Franco counters all this by absolutely deadpanning his role as the good brother. He speaks all his lines with absolute seriousness no matter how awkwardly medieval and silly they are and effectively drags McBride along.
On the journey, they encounter another adventurer named Isabel, played by Natalie Portman, who quickly gets wrapped up in their quest. Natalie plays the last roll you would expect her to, especially after seeing the critically acclaimed Black Swan. She is the last survivor of a family wiped out by Leezar, and is entirely consumed with thoughts of murderous rage and revenge. The outlandishness of Natalie Portman acting this ruthless and vengeful is hilarious and generates plenty of laughs.

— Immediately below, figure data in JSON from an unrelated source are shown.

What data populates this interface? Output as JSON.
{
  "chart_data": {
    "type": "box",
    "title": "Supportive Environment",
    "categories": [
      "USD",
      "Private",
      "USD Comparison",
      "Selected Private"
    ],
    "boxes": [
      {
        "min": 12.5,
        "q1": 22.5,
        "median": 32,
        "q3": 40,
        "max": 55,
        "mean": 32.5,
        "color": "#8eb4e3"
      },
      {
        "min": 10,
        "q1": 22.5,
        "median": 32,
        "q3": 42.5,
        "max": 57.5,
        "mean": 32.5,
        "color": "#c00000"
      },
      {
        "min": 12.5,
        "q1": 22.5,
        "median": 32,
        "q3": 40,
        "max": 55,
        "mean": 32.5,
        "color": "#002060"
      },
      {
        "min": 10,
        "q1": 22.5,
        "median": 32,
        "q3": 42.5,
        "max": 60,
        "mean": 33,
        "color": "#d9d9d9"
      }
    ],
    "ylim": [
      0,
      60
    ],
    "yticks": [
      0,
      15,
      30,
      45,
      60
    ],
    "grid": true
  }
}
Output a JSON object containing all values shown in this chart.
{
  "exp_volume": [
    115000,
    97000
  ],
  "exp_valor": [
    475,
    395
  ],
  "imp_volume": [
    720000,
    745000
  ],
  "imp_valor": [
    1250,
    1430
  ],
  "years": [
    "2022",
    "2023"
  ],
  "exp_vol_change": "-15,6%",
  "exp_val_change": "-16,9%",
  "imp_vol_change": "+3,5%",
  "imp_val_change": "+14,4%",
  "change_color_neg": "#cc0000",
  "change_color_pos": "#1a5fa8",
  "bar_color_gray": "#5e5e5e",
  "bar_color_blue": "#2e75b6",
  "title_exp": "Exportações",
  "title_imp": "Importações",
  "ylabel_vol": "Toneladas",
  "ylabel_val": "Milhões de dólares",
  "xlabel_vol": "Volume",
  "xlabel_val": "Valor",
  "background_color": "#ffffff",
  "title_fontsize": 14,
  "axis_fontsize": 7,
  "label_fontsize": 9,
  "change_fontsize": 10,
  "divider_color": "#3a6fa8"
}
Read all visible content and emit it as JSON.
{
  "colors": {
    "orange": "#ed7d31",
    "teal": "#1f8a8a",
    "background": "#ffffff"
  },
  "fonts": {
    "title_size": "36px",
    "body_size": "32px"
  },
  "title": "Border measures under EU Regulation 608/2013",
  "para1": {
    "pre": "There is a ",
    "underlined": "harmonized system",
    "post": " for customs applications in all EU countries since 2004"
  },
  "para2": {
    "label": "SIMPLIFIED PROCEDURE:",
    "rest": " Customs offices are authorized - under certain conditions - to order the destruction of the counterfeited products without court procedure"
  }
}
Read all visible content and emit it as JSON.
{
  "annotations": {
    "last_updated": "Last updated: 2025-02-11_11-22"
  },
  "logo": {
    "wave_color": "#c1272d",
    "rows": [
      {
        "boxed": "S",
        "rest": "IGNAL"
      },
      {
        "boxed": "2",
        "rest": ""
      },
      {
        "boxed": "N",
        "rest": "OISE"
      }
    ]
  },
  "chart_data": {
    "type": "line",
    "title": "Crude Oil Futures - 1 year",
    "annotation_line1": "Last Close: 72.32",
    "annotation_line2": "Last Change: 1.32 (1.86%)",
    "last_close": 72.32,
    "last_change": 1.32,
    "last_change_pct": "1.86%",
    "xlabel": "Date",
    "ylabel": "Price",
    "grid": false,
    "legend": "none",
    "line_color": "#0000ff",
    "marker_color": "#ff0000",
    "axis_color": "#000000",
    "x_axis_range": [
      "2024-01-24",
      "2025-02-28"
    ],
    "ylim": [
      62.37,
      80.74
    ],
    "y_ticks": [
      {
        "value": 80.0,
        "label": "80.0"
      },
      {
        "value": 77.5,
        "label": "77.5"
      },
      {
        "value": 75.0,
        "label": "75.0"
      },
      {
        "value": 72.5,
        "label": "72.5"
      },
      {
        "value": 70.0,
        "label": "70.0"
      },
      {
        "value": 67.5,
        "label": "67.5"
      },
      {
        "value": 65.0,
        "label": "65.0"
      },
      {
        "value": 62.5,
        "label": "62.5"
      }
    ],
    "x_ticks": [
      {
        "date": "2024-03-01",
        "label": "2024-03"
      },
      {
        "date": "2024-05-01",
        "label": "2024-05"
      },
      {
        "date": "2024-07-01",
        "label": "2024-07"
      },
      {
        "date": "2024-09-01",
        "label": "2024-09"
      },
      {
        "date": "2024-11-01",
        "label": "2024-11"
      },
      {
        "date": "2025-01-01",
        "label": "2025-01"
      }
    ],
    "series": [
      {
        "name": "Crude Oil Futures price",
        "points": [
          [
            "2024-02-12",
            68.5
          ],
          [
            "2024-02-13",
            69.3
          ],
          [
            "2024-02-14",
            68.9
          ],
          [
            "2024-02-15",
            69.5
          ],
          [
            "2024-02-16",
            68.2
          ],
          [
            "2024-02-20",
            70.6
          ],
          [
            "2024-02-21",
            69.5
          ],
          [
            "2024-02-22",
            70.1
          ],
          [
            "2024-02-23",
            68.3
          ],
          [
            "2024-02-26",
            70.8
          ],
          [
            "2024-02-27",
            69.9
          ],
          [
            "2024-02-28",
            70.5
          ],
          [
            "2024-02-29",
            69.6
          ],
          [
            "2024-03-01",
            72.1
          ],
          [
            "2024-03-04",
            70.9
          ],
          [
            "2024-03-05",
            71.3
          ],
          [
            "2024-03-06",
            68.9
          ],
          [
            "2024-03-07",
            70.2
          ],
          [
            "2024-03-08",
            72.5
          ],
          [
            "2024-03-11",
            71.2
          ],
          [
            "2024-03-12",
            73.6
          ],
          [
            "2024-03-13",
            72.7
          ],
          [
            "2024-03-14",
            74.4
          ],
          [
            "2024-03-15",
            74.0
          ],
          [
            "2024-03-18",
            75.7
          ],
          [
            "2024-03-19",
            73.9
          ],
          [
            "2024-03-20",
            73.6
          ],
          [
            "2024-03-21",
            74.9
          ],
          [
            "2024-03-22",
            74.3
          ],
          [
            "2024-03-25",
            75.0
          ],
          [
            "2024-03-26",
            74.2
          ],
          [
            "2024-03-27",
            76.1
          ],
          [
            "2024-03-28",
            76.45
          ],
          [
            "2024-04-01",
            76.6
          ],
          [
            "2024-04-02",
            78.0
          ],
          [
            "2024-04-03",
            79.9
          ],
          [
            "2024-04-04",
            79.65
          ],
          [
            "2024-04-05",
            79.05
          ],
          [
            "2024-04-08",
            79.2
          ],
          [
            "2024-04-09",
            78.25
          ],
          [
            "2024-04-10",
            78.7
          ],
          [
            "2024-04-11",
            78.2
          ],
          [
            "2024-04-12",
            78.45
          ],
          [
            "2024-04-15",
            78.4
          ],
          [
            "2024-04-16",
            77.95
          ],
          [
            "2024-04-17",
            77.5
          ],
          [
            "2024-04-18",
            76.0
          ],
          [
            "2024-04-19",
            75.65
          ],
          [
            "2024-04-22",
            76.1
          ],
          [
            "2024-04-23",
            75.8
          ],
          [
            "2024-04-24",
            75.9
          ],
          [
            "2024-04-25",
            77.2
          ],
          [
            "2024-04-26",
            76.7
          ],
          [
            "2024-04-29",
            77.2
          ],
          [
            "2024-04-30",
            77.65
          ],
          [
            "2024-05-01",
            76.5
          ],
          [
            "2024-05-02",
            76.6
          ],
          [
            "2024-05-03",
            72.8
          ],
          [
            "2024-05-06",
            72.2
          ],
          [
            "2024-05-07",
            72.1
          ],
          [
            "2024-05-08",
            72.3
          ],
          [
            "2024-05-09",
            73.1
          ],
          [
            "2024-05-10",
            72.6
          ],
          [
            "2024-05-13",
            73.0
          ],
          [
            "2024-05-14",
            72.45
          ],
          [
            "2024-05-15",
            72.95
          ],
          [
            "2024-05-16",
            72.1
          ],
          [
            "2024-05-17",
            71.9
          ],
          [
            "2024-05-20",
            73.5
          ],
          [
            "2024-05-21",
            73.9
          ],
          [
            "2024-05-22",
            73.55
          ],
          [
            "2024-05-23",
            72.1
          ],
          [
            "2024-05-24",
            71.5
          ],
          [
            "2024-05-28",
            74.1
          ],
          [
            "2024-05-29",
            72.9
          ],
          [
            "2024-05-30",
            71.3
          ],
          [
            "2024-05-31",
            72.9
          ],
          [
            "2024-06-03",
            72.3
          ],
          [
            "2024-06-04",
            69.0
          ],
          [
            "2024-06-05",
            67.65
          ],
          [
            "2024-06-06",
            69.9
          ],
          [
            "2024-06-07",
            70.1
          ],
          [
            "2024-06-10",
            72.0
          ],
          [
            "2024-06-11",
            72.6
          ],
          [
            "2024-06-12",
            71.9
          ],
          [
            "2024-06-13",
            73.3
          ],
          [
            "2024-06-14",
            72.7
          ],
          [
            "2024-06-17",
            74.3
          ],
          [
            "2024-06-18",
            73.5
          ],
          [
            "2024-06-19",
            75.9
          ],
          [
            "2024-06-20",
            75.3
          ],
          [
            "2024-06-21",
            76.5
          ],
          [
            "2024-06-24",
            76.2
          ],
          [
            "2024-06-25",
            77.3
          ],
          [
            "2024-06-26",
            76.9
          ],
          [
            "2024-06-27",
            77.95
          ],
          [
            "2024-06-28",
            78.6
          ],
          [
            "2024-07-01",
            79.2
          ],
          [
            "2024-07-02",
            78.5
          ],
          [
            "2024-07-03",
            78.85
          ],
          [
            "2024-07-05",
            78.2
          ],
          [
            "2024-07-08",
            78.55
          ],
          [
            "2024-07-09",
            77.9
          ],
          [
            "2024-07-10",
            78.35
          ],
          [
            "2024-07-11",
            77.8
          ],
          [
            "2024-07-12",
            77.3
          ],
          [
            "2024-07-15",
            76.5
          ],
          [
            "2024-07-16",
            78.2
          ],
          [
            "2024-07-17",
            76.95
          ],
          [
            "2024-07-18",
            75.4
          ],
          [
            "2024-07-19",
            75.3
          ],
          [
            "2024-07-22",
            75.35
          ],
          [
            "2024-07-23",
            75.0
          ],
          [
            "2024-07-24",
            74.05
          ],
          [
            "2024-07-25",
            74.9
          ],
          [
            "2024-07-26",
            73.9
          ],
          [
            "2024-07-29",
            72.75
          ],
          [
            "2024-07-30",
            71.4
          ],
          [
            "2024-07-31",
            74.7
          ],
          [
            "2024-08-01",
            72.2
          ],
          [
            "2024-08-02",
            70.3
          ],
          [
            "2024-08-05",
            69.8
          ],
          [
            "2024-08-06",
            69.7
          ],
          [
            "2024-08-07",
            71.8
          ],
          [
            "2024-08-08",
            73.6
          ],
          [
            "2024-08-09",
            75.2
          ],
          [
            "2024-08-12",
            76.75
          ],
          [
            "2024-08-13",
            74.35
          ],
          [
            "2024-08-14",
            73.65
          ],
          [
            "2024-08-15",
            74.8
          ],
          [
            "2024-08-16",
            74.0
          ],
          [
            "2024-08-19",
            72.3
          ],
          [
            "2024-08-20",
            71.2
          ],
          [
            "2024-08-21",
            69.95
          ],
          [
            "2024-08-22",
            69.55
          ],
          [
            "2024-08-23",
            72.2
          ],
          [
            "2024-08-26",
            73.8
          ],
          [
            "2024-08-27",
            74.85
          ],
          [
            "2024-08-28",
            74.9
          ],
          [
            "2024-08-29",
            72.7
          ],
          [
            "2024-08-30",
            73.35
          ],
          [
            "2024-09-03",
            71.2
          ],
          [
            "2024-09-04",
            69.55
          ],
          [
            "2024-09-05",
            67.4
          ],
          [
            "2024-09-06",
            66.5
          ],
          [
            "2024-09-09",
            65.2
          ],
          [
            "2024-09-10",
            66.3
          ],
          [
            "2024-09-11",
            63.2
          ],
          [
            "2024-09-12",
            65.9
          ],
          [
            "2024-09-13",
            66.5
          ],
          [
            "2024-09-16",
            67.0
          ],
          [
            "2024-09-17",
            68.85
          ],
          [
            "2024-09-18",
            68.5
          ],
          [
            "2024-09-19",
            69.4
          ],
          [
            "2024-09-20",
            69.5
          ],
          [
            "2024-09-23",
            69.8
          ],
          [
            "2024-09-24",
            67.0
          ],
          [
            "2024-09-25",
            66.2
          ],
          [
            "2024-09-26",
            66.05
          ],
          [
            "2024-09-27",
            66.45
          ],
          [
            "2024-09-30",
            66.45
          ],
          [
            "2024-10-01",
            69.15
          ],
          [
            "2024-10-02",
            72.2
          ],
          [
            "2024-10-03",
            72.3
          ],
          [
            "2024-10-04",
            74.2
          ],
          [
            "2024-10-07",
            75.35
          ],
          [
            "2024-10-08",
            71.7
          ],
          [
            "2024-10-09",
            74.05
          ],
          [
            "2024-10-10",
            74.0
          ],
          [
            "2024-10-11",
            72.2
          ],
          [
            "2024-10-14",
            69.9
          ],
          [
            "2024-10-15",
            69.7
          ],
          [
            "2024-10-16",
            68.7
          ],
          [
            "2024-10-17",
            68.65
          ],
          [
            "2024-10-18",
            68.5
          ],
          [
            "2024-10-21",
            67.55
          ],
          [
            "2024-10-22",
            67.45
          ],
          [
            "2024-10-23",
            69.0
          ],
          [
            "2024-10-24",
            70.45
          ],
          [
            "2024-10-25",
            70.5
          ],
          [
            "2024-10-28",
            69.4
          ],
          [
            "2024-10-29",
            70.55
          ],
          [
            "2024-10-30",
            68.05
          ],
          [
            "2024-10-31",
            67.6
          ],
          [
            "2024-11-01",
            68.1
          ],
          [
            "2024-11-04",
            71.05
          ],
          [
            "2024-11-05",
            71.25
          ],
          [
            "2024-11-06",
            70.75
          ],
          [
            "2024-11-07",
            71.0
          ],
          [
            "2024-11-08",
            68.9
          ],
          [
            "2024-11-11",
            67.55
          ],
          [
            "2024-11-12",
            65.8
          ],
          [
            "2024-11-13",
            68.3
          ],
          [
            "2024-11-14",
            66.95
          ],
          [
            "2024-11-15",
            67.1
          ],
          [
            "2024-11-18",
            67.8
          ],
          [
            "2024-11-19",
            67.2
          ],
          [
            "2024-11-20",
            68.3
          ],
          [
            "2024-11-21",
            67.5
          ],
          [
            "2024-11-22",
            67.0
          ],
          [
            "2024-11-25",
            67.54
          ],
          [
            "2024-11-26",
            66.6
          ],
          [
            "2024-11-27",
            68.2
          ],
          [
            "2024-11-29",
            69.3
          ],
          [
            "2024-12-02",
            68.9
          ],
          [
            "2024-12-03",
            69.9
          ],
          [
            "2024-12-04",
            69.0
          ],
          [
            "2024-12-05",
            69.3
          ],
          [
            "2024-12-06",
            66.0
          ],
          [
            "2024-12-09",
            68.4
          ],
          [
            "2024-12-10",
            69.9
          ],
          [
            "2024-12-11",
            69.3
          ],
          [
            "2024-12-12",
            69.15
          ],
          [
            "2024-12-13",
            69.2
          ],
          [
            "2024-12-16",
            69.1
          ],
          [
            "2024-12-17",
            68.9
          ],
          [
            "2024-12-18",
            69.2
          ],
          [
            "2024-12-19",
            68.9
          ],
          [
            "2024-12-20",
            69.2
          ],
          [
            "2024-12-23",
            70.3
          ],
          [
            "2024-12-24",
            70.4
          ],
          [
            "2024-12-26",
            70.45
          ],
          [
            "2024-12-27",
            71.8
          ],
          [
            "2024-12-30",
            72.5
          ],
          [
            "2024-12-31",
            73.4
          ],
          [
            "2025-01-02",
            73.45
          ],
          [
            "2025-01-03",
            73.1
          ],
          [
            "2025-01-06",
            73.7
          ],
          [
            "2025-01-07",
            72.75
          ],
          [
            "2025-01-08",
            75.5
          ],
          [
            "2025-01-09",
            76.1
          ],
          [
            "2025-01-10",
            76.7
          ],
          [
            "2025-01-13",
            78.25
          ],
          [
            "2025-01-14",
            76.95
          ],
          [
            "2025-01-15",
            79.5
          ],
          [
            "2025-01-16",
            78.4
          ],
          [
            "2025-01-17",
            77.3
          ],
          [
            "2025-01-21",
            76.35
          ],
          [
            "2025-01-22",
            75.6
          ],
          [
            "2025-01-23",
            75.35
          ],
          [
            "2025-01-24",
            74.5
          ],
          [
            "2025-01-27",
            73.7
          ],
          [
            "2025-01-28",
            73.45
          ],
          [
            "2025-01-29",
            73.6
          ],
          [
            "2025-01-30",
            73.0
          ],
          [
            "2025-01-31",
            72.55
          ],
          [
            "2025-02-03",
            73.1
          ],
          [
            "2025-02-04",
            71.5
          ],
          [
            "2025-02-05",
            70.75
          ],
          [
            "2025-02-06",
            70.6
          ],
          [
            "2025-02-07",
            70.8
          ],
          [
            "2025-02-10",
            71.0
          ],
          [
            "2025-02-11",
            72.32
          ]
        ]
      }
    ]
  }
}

The film certainly shows the directors’ Pineapple Express roots, which is to say it has a lot of action and gore, much more than you would expect for a comedy. While the humor comes mostly from the cast’s strange encounters and McBride’s general foulness, there is also a significant amount of it from the intentionally over the top action and gore. It blatantly pokes fun at movies that take themselves too seriously and try too hard to be “epic.”
This movie, much like many placed in the stoner comedy genre, exists for a solid raunchy laugh and fills that roll to a tee. While this might narrow its a appeal, Your Highness seems destined for the same kind of recent cult comedy status as Grandma’s Boy.